First start by installing the two packages into your Laravel project.
composer require barryvdh/laravel-debugbar --dev
composer require hannesvdvreken/guzzle-debugbar --dev
Then add the service providers. As I only wanted to use the debugbar for local development I added them to the the AppServiceProvider instead of in the app.php config file.
// app/Providers/AppServiceProvider.php
public function register()
{
if($this->app->isLocal()) {
$this->app->register(\Barryvdh\Debugbar\ServiceProvider::class);
$this->app->register(\GuzzleHttp\Profiling\Debugbar\Support\Laravel\ServiceProvider::class);
}
}
You may also need to run composer update
if you are running an older version of Laravel 7 to get 7.18.
The below code shows an example controller that sends a get request to the jsonplaceholder api and gets an array of users. Following the instructions on the Guzzle Debugbar package and a bit of trial and error I managed to add the profiler middleware to the Laravel HTTP Client.
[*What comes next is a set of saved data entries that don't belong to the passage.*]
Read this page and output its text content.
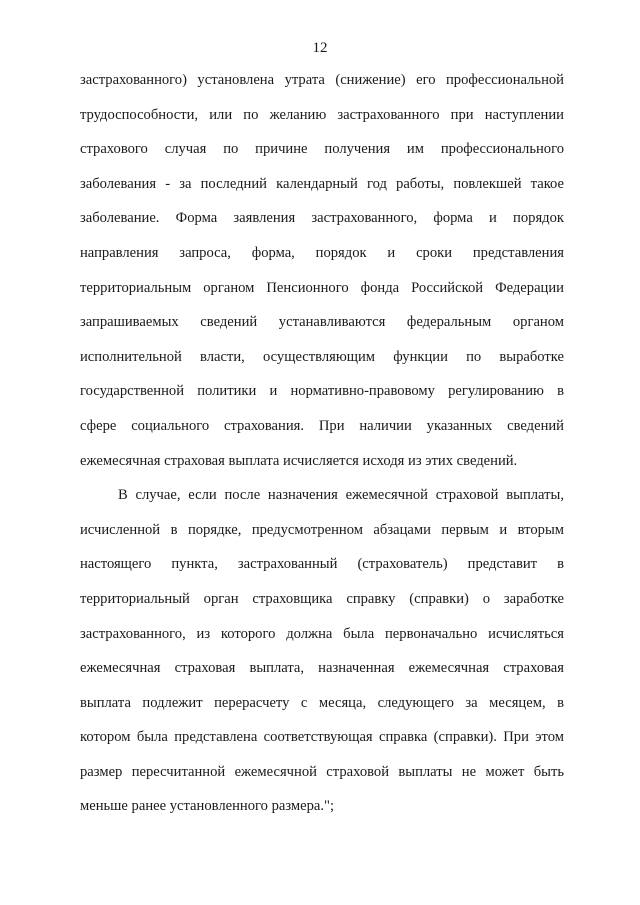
12
застрахованного) установлена утрата (снижение) его профессиональной
трудоспособности, или по желанию застрахованного при наступлении
страхового случая по причине получения им профессионального
заболевания - за последний календарный год работы, повлекшей такое
заболевание. Форма заявления застрахованного, форма и порядок
направления запроса, форма, порядок и сроки представления
территориальным органом Пенсионного фонда Российской Федерации
запрашиваемых сведений устанавливаются федеральным органом
исполнительной власти, осуществляющим функции по выработке
государственной политики и нормативно-правовому регулированию в
сфере социального страхования. При наличии указанных сведений
ежемесячная страховая выплата исчисляется исходя из этих сведений.
В случае, если после назначения ежемесячной страховой выплаты,
исчисленной в порядке, предусмотренном абзацами первым и вторым
настоящего пункта, застрахованный (страхователь) представит в
территориальный орган страховщика справку (справки) о заработке
застрахованного, из которого должна была первоначально исчисляться
ежемесячная страховая выплата, назначенная ежемесячная страховая
выплата подлежит перерасчету с месяца, следующего за месяцем, в
котором была представлена соответствующая справка (справки). При этом
размер пересчитанной ежемесячной страховой выплаты не может быть
меньше ранее установленного размера.";
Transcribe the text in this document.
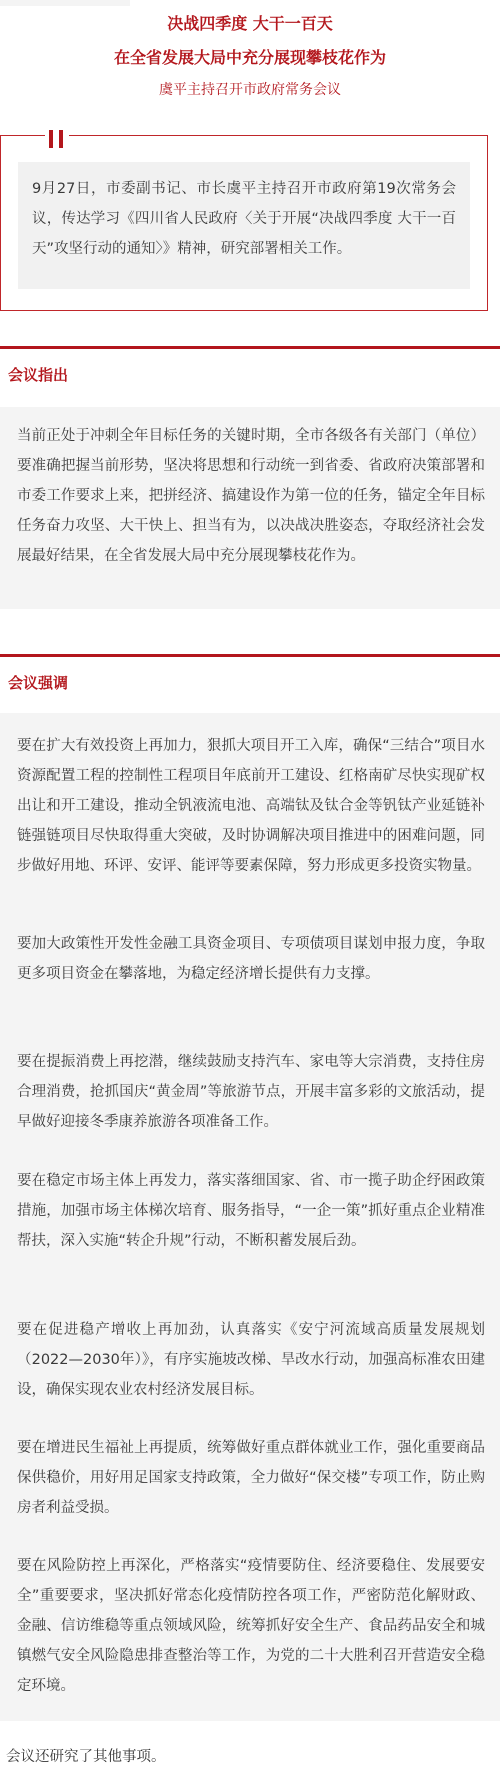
决战四季度 大干一百天
在全省发展大局中充分展现攀枝花作为
虞平主持召开市政府常务会议
9月27日，市委副书记、市长虞平主持召开市政府第19次常务会议，传达学习《四川省人民政府〈关于开展“决战四季度 大干一百天”攻坚行动的通知〉》精神，研究部署相关工作。
会议指出

当前正处于冲刺全年目标任务的关键时期，全市各级各有关部门（单位）要准确把握当前形势，坚决将思想和行动统一到省委、省政府决策部署和市委工作要求上来，把拼经济、搞建设作为第一位的任务，锚定全年目标任务奋力攻坚、大干快上、担当有为，以决战决胜姿态，夺取经济社会发展最好结果，在全省发展大局中充分展现攀枝花作为。

会议强调

要在扩大有效投资上再加力，狠抓大项目开工入库，确保“三结合”项目水资源配置工程的控制性工程项目年底前开工建设、红格南矿尽快实现矿权出让和开工建设，推动全钒液流电池、高端钛及钛合金等钒钛产业延链补链强链项目尽快取得重大突破，及时协调解决项目推进中的困难问题，同步做好用地、环评、安评、能评等要素保障，努力形成更多投资实物量。

要加大政策性开发性金融工具资金项目、专项债项目谋划申报力度，争取更多项目资金在攀落地，为稳定经济增长提供有力支撑。

要在提振消费上再挖潜，继续鼓励支持汽车、家电等大宗消费，支持住房合理消费，抢抓国庆“黄金周”等旅游节点，开展丰富多彩的文旅活动，提早做好迎接冬季康养旅游各项准备工作。

要在稳定市场主体上再发力，落实落细国家、省、市一揽子助企纾困政策措施，加强市场主体梯次培育、服务指导，“一企一策”抓好重点企业精准帮扶，深入实施“转企升规”行动，不断积蓄发展后劲。

要在促进稳产增收上再加劲，认真落实《安宁河流域高质量发展规划（2022—2030年）》，有序实施坡改梯、旱改水行动，加强高标准农田建设，确保实现农业农村经济发展目标。

要在增进民生福祉上再提质，统筹做好重点群体就业工作，强化重要商品保供稳价，用好用足国家支持政策，全力做好“保交楼”专项工作，防止购房者利益受损。

要在风险防控上再深化，严格落实“疫情要防住、经济要稳住、发展要安全”重要要求，坚决抓好常态化疫情防控各项工作，严密防范化解财政、金融、信访维稳等重点领域风险，统筹抓好安全生产、食品药品安全和城镇燃气安全风险隐患排查整治等工作，为党的二十大胜利召开营造安全稳定环境。

会议还研究了其他事项。
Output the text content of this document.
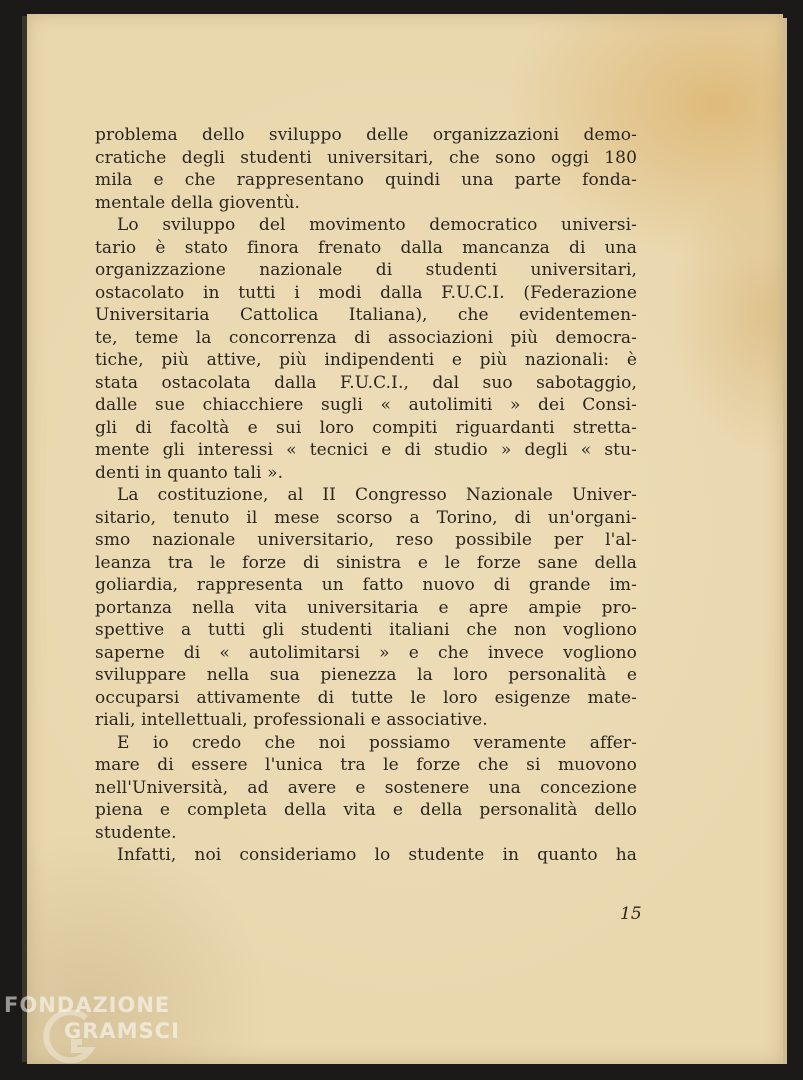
problema dello sviluppo delle organizzazioni demo-
cratiche degli studenti universitari, che sono oggi 180
mila e che rappresentano quindi una parte fonda-
mentale della gioventù.
Lo sviluppo del movimento democratico universi-
tario è stato finora frenato dalla mancanza di una
organizzazione nazionale di studenti universitari,
ostacolato in tutti i modi dalla F.U.C.I. (Federazione
Universitaria Cattolica Italiana), che evidentemen-
te, teme la concorrenza di associazioni più democra-
tiche, più attive, più indipendenti e più nazionali: è
stata ostacolata dalla F.U.C.I., dal suo sabotaggio,
dalle sue chiacchiere sugli « autolimiti » dei Consi-
gli di facoltà e sui loro compiti riguardanti stretta-
mente gli interessi « tecnici e di studio » degli « stu-
denti in quanto tali ».
La costituzione, al II Congresso Nazionale Univer-
sitario, tenuto il mese scorso a Torino, di un'organi-
smo nazionale universitario, reso possibile per l'al-
leanza tra le forze di sinistra e le forze sane della
goliardia, rappresenta un fatto nuovo di grande im-
portanza nella vita universitaria e apre ampie pro-
spettive a tutti gli studenti italiani che non vogliono
saperne di « autolimitarsi » e che invece vogliono
sviluppare nella sua pienezza la loro personalità e
occuparsi attivamente di tutte le loro esigenze mate-
riali, intellettuali, professionali e associative.
E io credo che noi possiamo veramente affer-
mare di essere l'unica tra le forze che si muovono
nell'Università, ad avere e sostenere una concezione
piena e completa della vita e della personalità dello
studente.
Infatti, noi consideriamo lo studente in quanto ha
15
FONDAZIONE
GRAMSCI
It took me a while to figure out how to get the results to display in the debugbar. Initially I was setting the $debugbar = new StandardDebugbar();
before I saw a closed issue on the package that explains you need to get the debugbar from the IOC container.
<?php
namespace App\Http\Controllers;
use GuzzleHttp\Profiling\Debugbar\Profiler;
use GuzzleHttp\Profiling\Middleware;
use Illuminate\Support\Facades\App;
use Illuminate\Support\Facades\Http;
class ExampleController extends Controller
{
public function index()
{
$debugbar = App::make('debugbar');
$timeline = $debugbar->getCollector('time');
$profiler = new Profiler($timeline);
$users = Http::withOptions([
'base_uri' => 'https://jsonplaceholder.typicode.com/'
])
->withMiddleware(new Middleware($profiler))
->get('users')
->json();
return view('example', compact('users'));
}
}
When we load the view we now get the information about the request in the Timeline tab of the debugbar. The get request took 181ms.